Humor hat sie, das steht ausser Frage, und auf den Mund gefallen ist sie auch nicht. Aber als am Donnerstagabend in der Turnhalle des Schulhauses Winkel in Sarmenstorf das Saallicht ausging und vor der alten Theaterkulisse des Restaurants Ochsen die Überraschungsgäste Hanspeter Müller-Drossaart und Urs Heinz Aerni erschienen, da fehlten Annemarie Huber-Ruepp für einen kurzen Moment die Worte. Dafür sprach ihr strahlendes Gesicht Bände.

Nach 40 Jahren als Leiterin und Vorreiterin der Lesegesellschaft und nachmaligen Bibliothek Sarmenstorf, hat die umtriebige Mutter von fünf Kindern und Grossmutter von acht Enkeln ihre Aufgabe an Bibliothekskollegin Christine Eppisser übergeben. Das jahrzehntelange Engagement Hubers für die Leseratten im Dorf, war dem Gemeinderat ein schönes Abschiedsfest wert.

Helle Lacher, langer Applaus

Die Kolleginnen vom Bibliotheksteam wussten, dass der Schauspieler Hanspeter Müller-Drossaart und der Journalist Urs Heinz Aerni ein gemeinsames Programm hatten, bei dem Witze im Zentrum standen. Genau das Richtige also für einen fröhlichen Abend mit einer Frau, die selber auch nie um eine satte Pointe verlegen ist. Da Aerni schon einige Male mit Annemarie Huber zusammengearbeitet hatte, war es für ihn ganz klar, dass er und Müller-Drossaart an diesem Abend dabei sein würden.

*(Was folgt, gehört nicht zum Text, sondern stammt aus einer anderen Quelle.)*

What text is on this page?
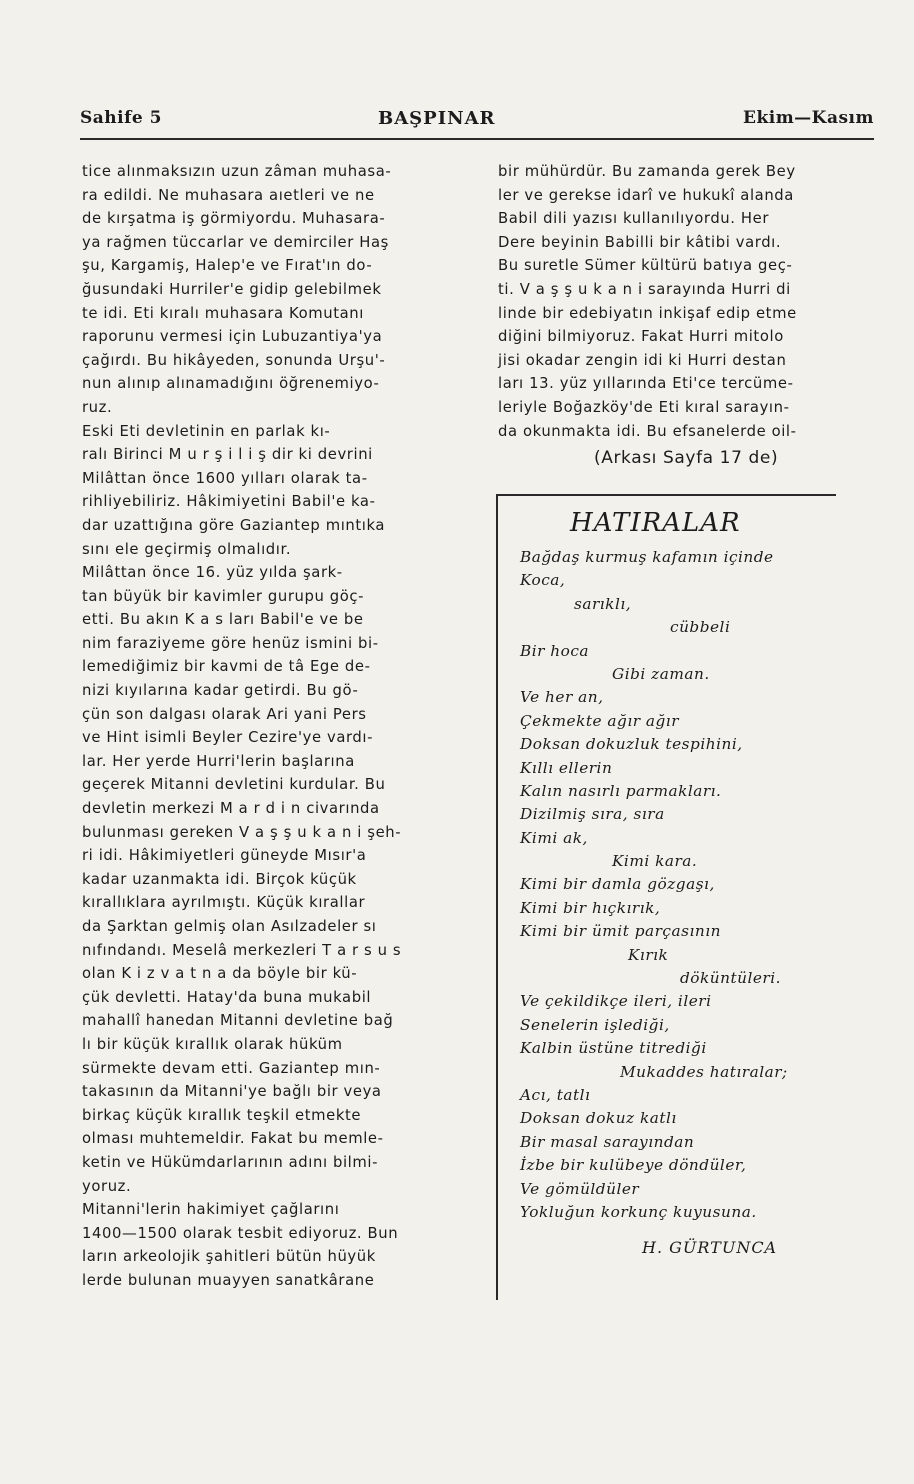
Sahife 5	BAŞPINAR	Ekim—Kasım
tice alınmaksızın uzun zâman muhasa-
ra edildi. Ne muhasara aıetleri ve ne
de kırşatma iş görmiyordu. Muhasara-
ya rağmen tüccarlar ve demirciler Haş
şu, Kargamiş, Halep'e ve Fırat'ın do-
ğusundaki Hurriler'e gidip gelebilmek
te idi. Eti kıralı muhasara Komutanı
raporunu vermesi için Lubuzantiya'ya
çağırdı. Bu hikâyeden, sonunda Urşu'-
nun alınıp alınamadığını öğrenemiyo-
ruz.
Eski Eti devletinin en parlak kı-
ralı Birinci M u r ş i l i ş dir ki devrini
Milâttan önce 1600 yılları olarak ta-
rihliyebiliriz. Hâkimiyetini Babil'e ka-
dar uzattığına göre Gaziantep mıntıka
sını ele geçirmiş olmalıdır.
Milâttan önce 16. yüz yılda şark-
tan büyük bir kavimler gurupu göç-
etti. Bu akın K a s ları Babil'e ve be
nim faraziyeme göre henüz ismini bi-
lemediğimiz bir kavmi de tâ Ege de-
nizi kıyılarına kadar getirdi. Bu gö-
çün son dalgası olarak Ari yani Pers
ve Hint isimli Beyler Cezire'ye vardı-
lar. Her yerde Hurri'lerin başlarına
geçerek Mitanni devletini kurdular. Bu
devletin merkezi M a r d i n civarında
bulunması gereken V a ş ş u k a n i şeh-
ri idi. Hâkimiyetleri güneyde Mısır'a
kadar uzanmakta idi. Birçok küçük
kırallıklara ayrılmıştı. Küçük kırallar
da Şarktan gelmiş olan Asılzadeler sı
nıfındandı. Meselâ merkezleri T a r s u s
olan K i z v a t n a da böyle bir kü-
çük devletti. Hatay'da buna mukabil
mahallî hanedan Mitanni devletine bağ
lı bir küçük kırallık olarak hüküm
sürmekte devam etti. Gaziantep mın-
takasının da Mitanni'ye bağlı bir veya
birkaç küçük kırallık teşkil etmekte
olması muhtemeldir. Fakat bu memle-
ketin ve Hükümdarlarının adını bilmi-
yoruz.
Mitanni'lerin hakimiyet çağlarını
1400—1500 olarak tesbit ediyoruz. Bun
ların arkeolojik şahitleri bütün hüyük
lerde bulunan muayyen sanatkârane
bir mühürdür. Bu zamanda gerek Bey
ler ve gerekse idarî ve hukukî alanda
Babil dili yazısı kullanılıyordu. Her
Dere beyinin Babilli bir kâtibi vardı.
Bu suretle Sümer kültürü batıya geç-
ti. V a ş ş u k a n i sarayında Hurri di
linde bir edebiyatın inkişaf edip etme
diğini bilmiyoruz. Fakat Hurri mitolo
jisi okadar zengin idi ki Hurri destan
ları 13. yüz yıllarında Eti'ce tercüme-
leriyle Boğazköy'de Eti kıral sarayın-
da okunmakta idi. Bu efsanelerde oil-
(Arkası Sayfa 17 de)
HATIRALAR
Bağdaş kurmuş kafamın içinde
Koca,
sarıklı,
cübbeli
Bir hoca
Gibi zaman.
Ve her an,
Çekmekte ağır ağır
Doksan dokuzluk tespihini,
Kıllı ellerin
Kalın nasırlı parmakları.
Dizilmiş sıra, sıra
Kimi ak,
Kimi kara.
Kimi bir damla gözgaşı,
Kimi bir hıçkırık,
Kimi bir ümit parçasının
Kırık
döküntüleri.
Ve çekildikçe ileri, ileri
Senelerin işlediği,
Kalbin üstüne titrediği
Mukaddes hatıralar;
Acı, tatlı
Doksan dokuz katlı
Bir masal sarayından
İzbe bir kulübeye döndüler,
Ve gömüldüler
Yokluğun korkunç kuyusuna.
H. GÜRTUNCA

Das Publikum und die Jubilarin dankten den beiden ihren Einsatz mit hellen Lachern und langem Applaus. Sie betitelten ihren Witzeparcours zwar als «Workshop», aber in Tat und Wahrheit jagte ein Witz den nächsten, die einzige Arbeit, welche das Publikum zu verrichten hatte, war, sich die Lachtränen aus den Augen zu wischen. Der Höhepunkt aber war das spontane Gespräch mit Huber am Ende des Programms. Was die belesene und lebenslustige Frau dabei an Anekdoten auftischte, versetzte ihre beiden Interviewpartner glatt in Schnappatmung.

Bibliotheksleiterin Annemarie Huber-Ruepp wurde in Sarmenstorf mit einer Abschiedsfeier überrascht, an der Hanspeter Müller-Drossaart und Urs Heinz Aerni als Gäste auftraten.

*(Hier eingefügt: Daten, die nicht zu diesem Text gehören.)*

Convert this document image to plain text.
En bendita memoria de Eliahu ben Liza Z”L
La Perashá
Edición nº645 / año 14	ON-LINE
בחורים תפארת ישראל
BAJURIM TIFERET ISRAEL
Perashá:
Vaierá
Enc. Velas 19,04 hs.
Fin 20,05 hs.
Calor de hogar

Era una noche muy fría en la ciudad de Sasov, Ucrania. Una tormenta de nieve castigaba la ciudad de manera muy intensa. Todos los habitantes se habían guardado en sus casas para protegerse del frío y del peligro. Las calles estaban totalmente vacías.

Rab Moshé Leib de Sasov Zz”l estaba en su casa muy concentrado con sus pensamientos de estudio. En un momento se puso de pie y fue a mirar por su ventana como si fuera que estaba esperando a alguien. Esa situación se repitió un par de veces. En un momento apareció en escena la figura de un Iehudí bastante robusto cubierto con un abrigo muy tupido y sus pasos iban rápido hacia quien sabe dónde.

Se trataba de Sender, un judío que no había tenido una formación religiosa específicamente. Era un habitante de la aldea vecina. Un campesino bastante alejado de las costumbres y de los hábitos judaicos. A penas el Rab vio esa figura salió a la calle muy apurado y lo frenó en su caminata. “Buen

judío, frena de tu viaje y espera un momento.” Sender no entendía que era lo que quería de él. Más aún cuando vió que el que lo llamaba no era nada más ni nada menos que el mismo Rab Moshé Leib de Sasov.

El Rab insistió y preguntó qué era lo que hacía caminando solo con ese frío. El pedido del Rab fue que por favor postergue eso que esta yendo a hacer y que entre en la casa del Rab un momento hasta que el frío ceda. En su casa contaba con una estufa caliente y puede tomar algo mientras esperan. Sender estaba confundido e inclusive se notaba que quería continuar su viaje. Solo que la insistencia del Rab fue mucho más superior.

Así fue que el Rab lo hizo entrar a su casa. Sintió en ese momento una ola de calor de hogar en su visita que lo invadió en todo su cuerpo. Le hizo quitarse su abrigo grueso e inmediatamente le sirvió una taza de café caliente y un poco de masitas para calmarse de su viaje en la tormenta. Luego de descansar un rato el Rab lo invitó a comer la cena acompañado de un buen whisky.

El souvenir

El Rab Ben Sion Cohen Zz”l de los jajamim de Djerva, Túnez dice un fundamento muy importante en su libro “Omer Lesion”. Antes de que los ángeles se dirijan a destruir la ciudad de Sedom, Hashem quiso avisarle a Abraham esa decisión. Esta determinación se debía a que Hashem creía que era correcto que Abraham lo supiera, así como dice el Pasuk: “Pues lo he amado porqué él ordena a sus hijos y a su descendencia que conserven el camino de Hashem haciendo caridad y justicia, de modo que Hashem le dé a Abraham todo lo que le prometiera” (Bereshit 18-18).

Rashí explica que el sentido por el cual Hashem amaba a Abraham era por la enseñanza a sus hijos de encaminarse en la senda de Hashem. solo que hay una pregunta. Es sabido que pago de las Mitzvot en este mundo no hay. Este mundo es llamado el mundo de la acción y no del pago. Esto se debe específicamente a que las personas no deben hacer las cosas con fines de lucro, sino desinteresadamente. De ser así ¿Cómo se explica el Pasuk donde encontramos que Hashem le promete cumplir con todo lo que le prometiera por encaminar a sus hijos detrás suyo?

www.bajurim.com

Abschied Annemarie Huber-Ruepp

Bibliotheksleiterin Annemarie Huber-Ruepp wurde in Sarmenstorf mit einer Abschiedsfeier überrascht, an der Hanspeter Müller-Drossaart und Urs Heinz Aerni als Gäste auftraten.

Schreibt sie ein Buch?

Man fühlte sich wie früher im Ochsensaal, als auf dessen Bühne der Männerchor noch seine Schwänke spielte. Die Kulisse war jedenfalls genau die, denn der Sarmenstorfer Theatermacher Hans Melliger hat die uralten Stellwände mit dem Waldsujet drauf vor der Verbrennungsanlage bewahrt. «Und jetzt läuft das bei mir wie in der Bibliothek: Man darf sich etwas ausleihen», sagte Melliger beim anschliessenden Apéro mit breitem Grinsen. Die Ochsenkulisse hat viel erlebt und könnte Geschichten erzählen. Annemarie Huber wäre die Frau, die all diese Geschichten aufschreiben könnte, denn sie ist nicht nur eine angefressene Leserin, sie wäre sicher auch eine inspirierte und inspirierende Schreiberin.